La capacité à faire le deuil à la suite de la mort d’un proche a été suggérée pour diverses espèces animales. La plupart des exemples rapportés concernent des espèces sociales telles que les grands singes, les cétacés ou les éléphants. Les réactions face à la mort sont décrites comme des rituels, notamment parce que les individus vivants touchent, transportent et examinent attentivement les cadavres. Ces comportements fascinent les chercheurs mais le sujet est sensible et encore fortement débattu. Les preuves sont rares et il est difficile dans la nature de concevoir des expériences scientifiques reproductibles et représentatives des situations réelles. Par ailleurs, il existe toujours un risque d'interprétation anthropocentrique qui pourrait altérer notre jugement.

Des chercheurs italiens ont eu l’idée d’analyser les effets de la perte d’un congénère chez le chien domestique, une expérience qui comporte quelques avantages. Étant donné que les chiens n'ont pas accès au cadavre de leur compagnon, ou seulement lors d’un bref moment, seule la réaction à la séparation de l'individu est évaluée. Comme ils vivent avec nous, il est facile de les étudier sans les déranger. Enfin, d'un point de vue biologique, l'apparition de comportements semblables au chagrin pourrait alors être considérée comme une réaction à la séparation avec un individu familier.
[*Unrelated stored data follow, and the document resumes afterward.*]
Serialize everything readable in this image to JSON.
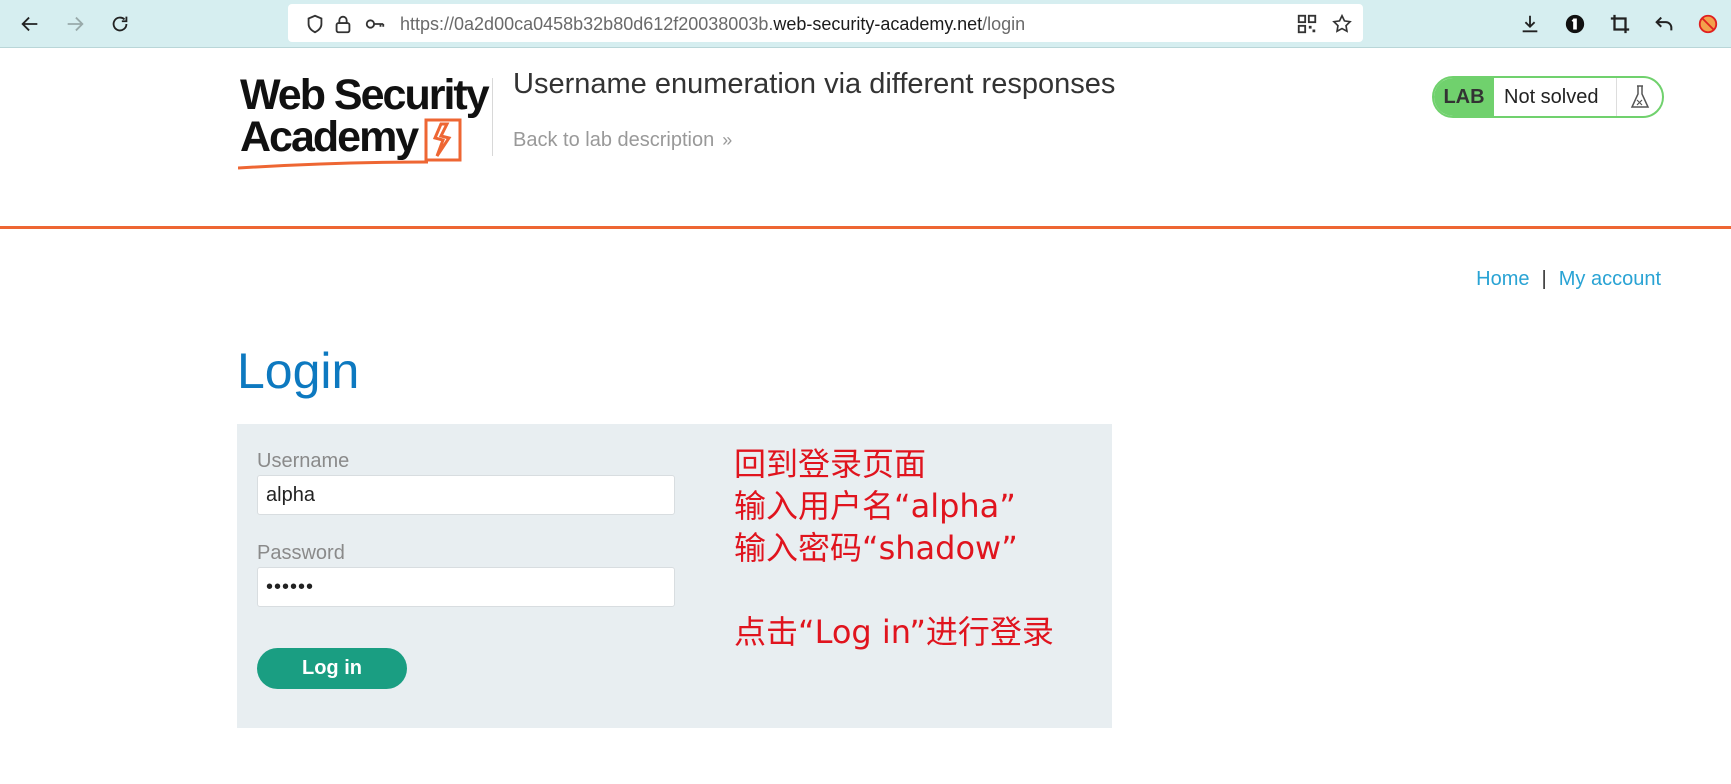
{
  "browser": {
    "url_prefix": "https://0a2d00ca0458b32b80d612f20038003b.",
    "url_domain": "web-security-academy.net",
    "url_path": "/login",
    "icons": [
      "back-icon",
      "forward-icon",
      "reload-icon",
      "shield-icon",
      "lock-icon",
      "key-icon",
      "qr-code-icon",
      "bookmark-star-icon",
      "download-icon",
      "password-manager-icon",
      "crop-icon",
      "undo-icon",
      "blocked-extension-icon"
    ]
  },
  "header": {
    "logo_line1": "Web Security",
    "logo_line2": "Academy",
    "lab_title": "Username enumeration via different responses",
    "back_link": "Back to lab description",
    "back_chevron": "»",
    "lab_label": "LAB",
    "lab_status": "Not solved",
    "accent_color": "#ee6633",
    "lab_badge_color": "#70d16d"
  },
  "nav": {
    "home": "Home",
    "separator": "|",
    "my_account": "My account"
  },
  "login": {
    "title": "Login",
    "username_label": "Username",
    "username_value": "alpha",
    "password_label": "Password",
    "password_value": "••••••",
    "submit_label": "Log in",
    "button_color": "#1a9e82"
  },
  "annotation": {
    "line1": "回到登录页面",
    "line2": "输入用户名“alpha”",
    "line3": "输入密码“shadow”",
    "line4": "点击“Log in”进行登录",
    "color": "#e0141e"
  }
}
L’objectif de cette étude était d'identifier et de quantifier les réactions des canidés à la suite de la perte d'un compagnon. Les chercheurs ont conçu un questionnaire pour obtenir des données sur des comportements de routine comme le jeu et le sommeil, mais aussi plus rares tels que les vocalises et les réactions de peur, avant et après la perte d’un congénère. Une analyse quantitative a été réalisée à partir de 426 situations où un propriétaire avait possédé au moins deux chiens, dont l'un était décédé.

Les résultats indiquent qu'une relation amicale ou de parenté entre deux chiens, mais aussi le fait qu’ils avaient l'habitude de partager leur nourriture sont les principaux prédicteurs de changements comportementaux. Ainsi, à la suite d’un décès, le chien survivant a changé ses comportements à la fois en matière d'activités et d'émotions. Il apparaît que son attention était accrue de 67 %, avec une diminution du jeu de 57 % et du niveau d'activité de 46 %. L’animal dormait aussi plus souvent et avait une augmentation de 35 % de sa peur. Enfin, il mangeait moins et vocalisait davantage.
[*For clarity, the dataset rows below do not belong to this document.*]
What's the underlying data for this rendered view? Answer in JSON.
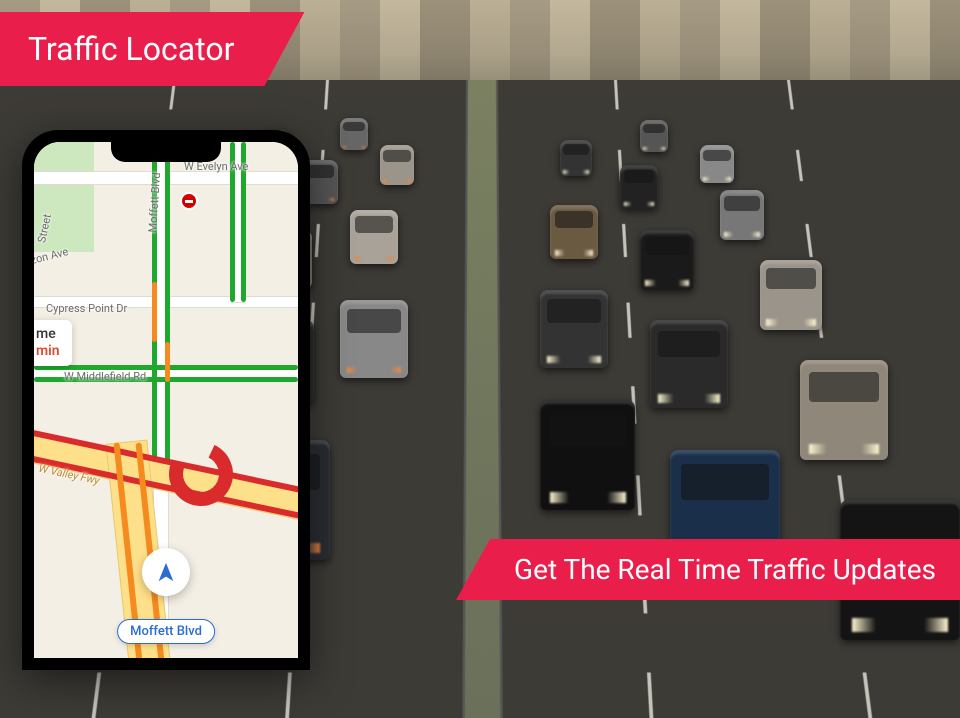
{
  "banners": {
    "top": "Traffic Locator",
    "bottom": "Get The Real Time Traffic Updates"
  },
  "phone_map": {
    "roads": [
      "W Evelyn Ave",
      "Horizon Ave",
      "Moffett Blvd",
      "Cypress Point Dr",
      "W Middlefield Rd",
      "W Valley Fwy"
    ],
    "time_card": {
      "title_suffix": "me",
      "value_suffix": "min"
    },
    "place_chip": "Moffett Blvd",
    "street_stub": "Street"
  },
  "colors": {
    "accent": "#EA1E4A",
    "traffic_green": "#1fa82e",
    "traffic_red": "#d92b2b",
    "traffic_orange": "#f58a1f",
    "time_value": "#e04a2f"
  }
}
Ces résultats indiquent qu'un chien peut présenter des schémas comportementaux et émotionnels liés au deuil lorsqu'un proche congénère meurt. Il s'agit d'un problème de bien-être pour l’animal qui a été négligé jusqu’à présent alors qu’un nombre relativement élevé de chiens vivent avec au moins un autre compagnon. Une preuve supplémentaire de leur sensibilité.

Uccheddu S. et al., « Domestic dogs (Canis familiaris) grieve over the loss of a conspecific », Scientific reports, vol. 12, 2022, p. 1-9.